Elsewhere though he says, Philip, “Conscience is but a word that cowards use … to keep the strong in awe.” I know what Hamlet’s getting at—modern translations render ‘conscience’ as ‘fear of death’—but my thinking is more in line with King Richard’s. We don’t talk much about honour these days but there was a time—if the rewritings and reimaginings of history are to be believed—when doing the right thing was everything. Was Adam brave to eat the fruit his wife offered him? He risked everything without even realising what that everything comprised of. It doesn’t matter if it’s true or Moses just having a crack a metaphor the situation is one that probably every one of us has had to face: Do I do what I think is right or do I do what others tell me is right?
I’m not sure, however, Kass, that once we have made our decision and it’s gone, as I put it in the book, “pear-shaped tits up” that we choose to hang on to the values that have caused us pain. I have rejected my parents’ moral code. Completely. I was delighted when I heard the two girls next door were getting married. Genuinely. But in the back of my head a voice tells me it’s wrong. I cannot shake it. That’s what indoctrination does to you. You can stop doing what they’ve told you and go your own way but you can never enjoy the rest of the journey as much as you’d like to.
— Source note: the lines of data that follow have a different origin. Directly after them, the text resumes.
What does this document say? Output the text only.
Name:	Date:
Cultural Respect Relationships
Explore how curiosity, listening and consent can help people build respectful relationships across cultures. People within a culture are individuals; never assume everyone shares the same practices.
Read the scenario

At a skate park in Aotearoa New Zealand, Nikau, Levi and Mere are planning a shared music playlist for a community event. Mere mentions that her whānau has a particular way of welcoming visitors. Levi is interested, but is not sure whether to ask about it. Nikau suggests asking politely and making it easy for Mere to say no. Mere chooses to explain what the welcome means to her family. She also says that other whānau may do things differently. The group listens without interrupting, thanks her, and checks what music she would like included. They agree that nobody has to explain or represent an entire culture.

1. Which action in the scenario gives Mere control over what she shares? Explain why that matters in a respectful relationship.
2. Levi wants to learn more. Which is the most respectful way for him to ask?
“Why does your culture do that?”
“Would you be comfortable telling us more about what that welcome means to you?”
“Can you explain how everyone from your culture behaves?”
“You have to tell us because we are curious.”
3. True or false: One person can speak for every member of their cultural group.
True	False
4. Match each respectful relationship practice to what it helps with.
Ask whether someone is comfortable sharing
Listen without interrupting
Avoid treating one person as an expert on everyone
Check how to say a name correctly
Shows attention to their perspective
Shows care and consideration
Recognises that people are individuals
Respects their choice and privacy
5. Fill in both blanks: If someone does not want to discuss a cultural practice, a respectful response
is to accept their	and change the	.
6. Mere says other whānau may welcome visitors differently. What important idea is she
Guilt is an odd thing. It’s easily triggered by things outwith our control. Over time I developed a taste for it. If I felt a twinge of guilt afterwards then I’d done it right. Which it twisted. But that’s what they do to us.
In the poem what I’m talking about is the ineffectualness of the conscience. More often than not it doesn’t stop us doing what we want to do irrespective of the rightness or wrongness of what we’re about to do. Instead it arrives too late to do any good.
Jim, for some people, conscience never arrives. I'm with you on the residual effect of parental and religious conditioning. I'm not sure I will ever know the answer to your question, "Do I do what I think is right or do I do what others tell me is right?"
Back on July 4 1974, my dad had done something inexplicable
when it came 'time' for the old lady dog, blind and arthritic
to be put down. I was 13 at the time.
Reading your words, this Christmas morning, has plucked
the thorn from my foot and drained ancient poison.
what an unexpected gift of compassion.
I’m glad my poem became something useful to you Rain-in-the-Face. I really have no problem with people making poems their own. Meaning belongs to the reader. You bring your baggage and make something new. And, occasionally, it’s something wonderful. Thanks for leaving the comment.